Cleveland continued to defy the Senate by next appointing Wheeler Hazard Peckham another New York attorney who had opposed Hill's machine in that state. Hill used all of his influence to block Peckham's confirmation, and on February 16, 1894, the Senate rejected the nomination by a vote of 32 to 41. Reformers urged Cleveland to continue the fight against Hill and to nominate Frederic R. Coudert, but Cleveland acquiesced in an inoffensive choice, that of Senator Edward Douglass White of Louisiana, whose nomination was accepted unanimously. Later, in 1896, another vacancy on the Court led Cleveland to consider Hornblower again, but he declined to be nominated. Instead, Cleveland nominated Rufus Wheeler Peckham, the brother of Wheeler Hazard Peckham, and the Senate confirmed the second Peckham easily.
As the 1896 election approached, eastern pro-gold-standard Democrats wished Cleveland to run for a third term, but he declined. Instead, the Democratic party turned to a silverite, William Jennings Bryan, for its nominee. Disappointed with the direction of their party, pro-gold Democrats even invited Cleveland to run as a third-party candidate, but he declined this offer, as well. William McKinley, the Republican nominee, triumphed easily over Bryan.

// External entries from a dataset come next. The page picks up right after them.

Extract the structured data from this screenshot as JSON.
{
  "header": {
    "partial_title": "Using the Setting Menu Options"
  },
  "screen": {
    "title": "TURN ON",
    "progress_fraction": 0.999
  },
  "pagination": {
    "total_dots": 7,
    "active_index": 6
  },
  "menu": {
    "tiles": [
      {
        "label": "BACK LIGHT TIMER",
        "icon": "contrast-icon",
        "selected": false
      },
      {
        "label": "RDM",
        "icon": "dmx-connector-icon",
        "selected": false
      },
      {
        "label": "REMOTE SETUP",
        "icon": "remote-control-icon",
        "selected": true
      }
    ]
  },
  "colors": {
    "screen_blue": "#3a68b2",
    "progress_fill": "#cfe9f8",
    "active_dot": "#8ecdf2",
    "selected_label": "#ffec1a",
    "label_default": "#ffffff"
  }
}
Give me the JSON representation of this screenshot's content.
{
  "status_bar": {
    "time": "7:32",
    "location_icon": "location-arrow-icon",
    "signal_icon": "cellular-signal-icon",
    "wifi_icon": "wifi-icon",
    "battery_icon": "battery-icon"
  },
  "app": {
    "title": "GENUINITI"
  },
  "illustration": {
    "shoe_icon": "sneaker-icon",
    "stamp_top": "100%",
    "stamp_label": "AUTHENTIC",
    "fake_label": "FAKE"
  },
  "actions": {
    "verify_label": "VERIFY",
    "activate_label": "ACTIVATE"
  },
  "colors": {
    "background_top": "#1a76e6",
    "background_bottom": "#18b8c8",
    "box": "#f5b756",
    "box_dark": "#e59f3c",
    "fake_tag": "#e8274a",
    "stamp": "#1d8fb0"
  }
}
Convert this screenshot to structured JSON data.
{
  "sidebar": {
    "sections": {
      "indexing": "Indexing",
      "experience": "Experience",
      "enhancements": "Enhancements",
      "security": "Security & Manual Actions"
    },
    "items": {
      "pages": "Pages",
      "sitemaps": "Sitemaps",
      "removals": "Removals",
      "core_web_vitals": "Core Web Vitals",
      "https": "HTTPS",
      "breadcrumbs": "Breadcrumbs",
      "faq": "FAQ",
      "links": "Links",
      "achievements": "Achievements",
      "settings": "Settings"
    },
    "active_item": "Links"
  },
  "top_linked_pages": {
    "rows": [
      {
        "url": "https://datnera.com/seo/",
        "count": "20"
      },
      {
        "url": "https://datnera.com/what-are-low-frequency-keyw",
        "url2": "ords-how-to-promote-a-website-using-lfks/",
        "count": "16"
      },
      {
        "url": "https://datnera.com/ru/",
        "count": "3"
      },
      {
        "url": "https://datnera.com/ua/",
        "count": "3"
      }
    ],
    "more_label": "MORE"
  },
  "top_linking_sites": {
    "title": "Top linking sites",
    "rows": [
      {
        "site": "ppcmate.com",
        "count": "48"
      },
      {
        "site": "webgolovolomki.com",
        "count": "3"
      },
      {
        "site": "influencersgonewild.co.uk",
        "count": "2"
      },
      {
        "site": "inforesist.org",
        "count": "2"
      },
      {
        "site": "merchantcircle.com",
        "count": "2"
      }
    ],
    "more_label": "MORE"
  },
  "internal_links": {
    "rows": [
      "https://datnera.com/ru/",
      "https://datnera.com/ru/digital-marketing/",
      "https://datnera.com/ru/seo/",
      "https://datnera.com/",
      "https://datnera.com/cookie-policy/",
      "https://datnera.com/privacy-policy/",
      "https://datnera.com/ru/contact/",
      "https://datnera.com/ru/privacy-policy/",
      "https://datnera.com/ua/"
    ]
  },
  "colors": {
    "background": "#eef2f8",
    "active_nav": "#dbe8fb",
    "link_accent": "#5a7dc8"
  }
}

After leaving the White House, Cleveland lived in retirement at his estate, Westland Mansion, in Princeton, New Jersey. For a time he was a trustee of Princeton University, and was one of the majority of trustees who preferred Andrew Fleming West's plans for the Graduate School and undergraduate living over those of Woodrow Wilson, then president of the University. Conservative Democrats hoped to nominate him for another presidential term in 1904, but his age and health forced them to turn to other candidates. Cleveland still made his views known in political matters. In a 1905 article in The Ladies Home Journal, Cleveland weighed in on the women's suffrage movement, writing that "sensible and responsible women do not want to vote. The relative positions to be assumed by men and women in the working out of our civilization were assigned long ago by a higher intelligence.
Cleveland's health had been declining for several years, and in the autumn of 1907 he fell seriously ill. In 1908, he suffered a heart attack and died. His last words were "I have tried so hard to do right. He is buried in the Princeton Cemetery of the Nassau Presbyterian Church.
Cleveland's portrait was on the U.S. $1000 bill from 1928 to 1946. He also appeared on a $1000 bill of 1907 and the first few issues of the $20 Federal Reserve Notes from 1914.
Since he was both the 22nd and 24th President, he will be featured on two separate dollar coins to be released in 2012 as part of the Presidential $1 Coin Act of 2005.
In 2006, Free New York, a nonprofit and nonpartisan research group, began raising funds to purchase the former Fairfield Library in Buffalo, New York and transform it into the Grover Cleveland Presidential Library & Museum.